Wurst mit Senf ist eine traditionelle Mariage - viele Wurstliebhaber schwören auf Senf und finden den Wurstgenuss ohne ihn unvollständig. In der Wursthochburg St.Gallen ist Senf verpönt, in München aber ein Muss.



Rapperswiler sind St.Galler aber kulinarisch eher Mittelländer als Ostschweizer. Die Rapperswiler Metzgerei Brönnimann merkt dies am Senfkonsum zur St.Galler Bratwurst. Bild: Ernst Brönnimann mit der St.Galler Kalbsbratwurst in seinem Laden.

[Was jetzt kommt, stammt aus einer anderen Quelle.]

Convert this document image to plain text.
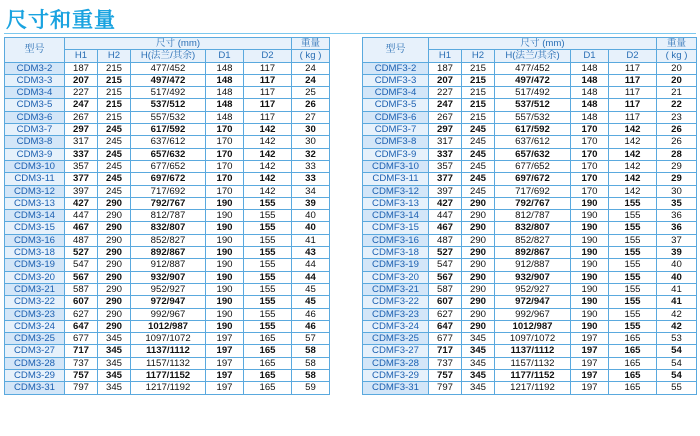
尺寸和重量
型号	尺寸 (mm)					重量
	H1	H2	H(法兰/其余)	D1	D2	( kg )
CDM3-2	187	215	477/452	148	117	24
CDM3-3	207	215	497/472	148	117	24
CDM3-4	227	215	517/492	148	117	25
CDM3-5	247	215	537/512	148	117	26
CDM3-6	267	215	557/532	148	117	27
CDM3-7	297	245	617/592	170	142	30
CDM3-8	317	245	637/612	170	142	30
CDM3-9	337	245	657/632	170	142	32
CDM3-10	357	245	677/652	170	142	33
CDM3-11	377	245	697/672	170	142	33
CDM3-12	397	245	717/692	170	142	34
CDM3-13	427	290	792/767	190	155	39
CDM3-14	447	290	812/787	190	155	40
CDM3-15	467	290	832/807	190	155	40
CDM3-16	487	290	852/827	190	155	41
CDM3-18	527	290	892/867	190	155	43
CDM3-19	547	290	912/887	190	155	44
CDM3-20	567	290	932/907	190	155	44
CDM3-21	587	290	952/927	190	155	45
CDM3-22	607	290	972/947	190	155	45
CDM3-23	627	290	992/967	190	155	46
CDM3-24	647	290	1012/987	190	155	46
CDM3-25	677	345	1097/1072	197	165	57
CDM3-27	717	345	1137/1112	197	165	58
CDM3-28	737	345	1157/1132	197	165	58
CDM3-29	757	345	1177/1152	197	165	58
CDM3-31	797	345	1217/1192	197	165	59
型号	尺寸 (mm)					重量
	H1	H2	H(法兰/其余)	D1	D2	( kg )
CDMF3-2	187	215	477/452	148	117	20
CDMF3-3	207	215	497/472	148	117	20
CDMF3-4	227	215	517/492	148	117	21
CDMF3-5	247	215	537/512	148	117	22
CDMF3-6	267	215	557/532	148	117	23
CDMF3-7	297	245	617/592	170	142	26
CDMF3-8	317	245	637/612	170	142	26
CDMF3-9	337	245	657/632	170	142	28
CDMF3-10	357	245	677/652	170	142	29
CDMF3-11	377	245	697/672	170	142	29
CDMF3-12	397	245	717/692	170	142	30
CDMF3-13	427	290	792/767	190	155	35
CDMF3-14	447	290	812/787	190	155	36
CDMF3-15	467	290	832/807	190	155	36
CDMF3-16	487	290	852/827	190	155	37
CDMF3-18	527	290	892/867	190	155	39
CDMF3-19	547	290	912/887	190	155	40
CDMF3-20	567	290	932/907	190	155	40
CDMF3-21	587	290	952/927	190	155	41
CDMF3-22	607	290	972/947	190	155	41
CDMF3-23	627	290	992/967	190	155	42
CDMF3-24	647	290	1012/987	190	155	42
CDMF3-25	677	345	1097/1072	197	165	53
CDMF3-27	717	345	1137/1112	197	165	54
CDMF3-28	737	345	1157/1132	197	165	54
CDMF3-29	757	345	1177/1152	197	165	54
CDMF3-31	797	345	1217/1192	197	165	55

Die St.Galler Bratwurst wird im äussersten Westen des Kantons St.Gallen, ennet dem Ricken, sehr geschätzt, aber nicht selten mit Senf gegessen. Dies bestätigt Ernst Brönnimann, Metzgermeister und Metzgereiinhaber in Jona: «Bei uns ist die St.Galler Bratwurst zwar nicht so wichtig wie in St.Gallen selber, aber sicher wichtiger als ausserhalb des Kantons. Viele unserer Kunden kommen aus den grenznahen Kantonen Zürich und Schwyz zu uns, nicht zuletzt wegen unserer IGP-zertifizierten St. Galler Bratwürste».

Bei den Rapperswilern ist Senf weniger verpönt als in der Stadt St.Gallen - «leider ist es so», meint Brönnimann. «Da unsere Bevölkerung sehr nach Zürich orientiert ist, wird immer gerne mal nach Senf gefragt. Wir probieren dem natürlich so gut wie möglich entgegen zu wirken». In Zürich kommen auch viele Kalbsbratwürste auf den Grill, ebenso im Rest der Deutschschweiz, wo man oft nicht weiss, dass St.Galler den starken Senfgeschmack zur dezenten, eleganten, weissen Bratwurst als störend empfinden.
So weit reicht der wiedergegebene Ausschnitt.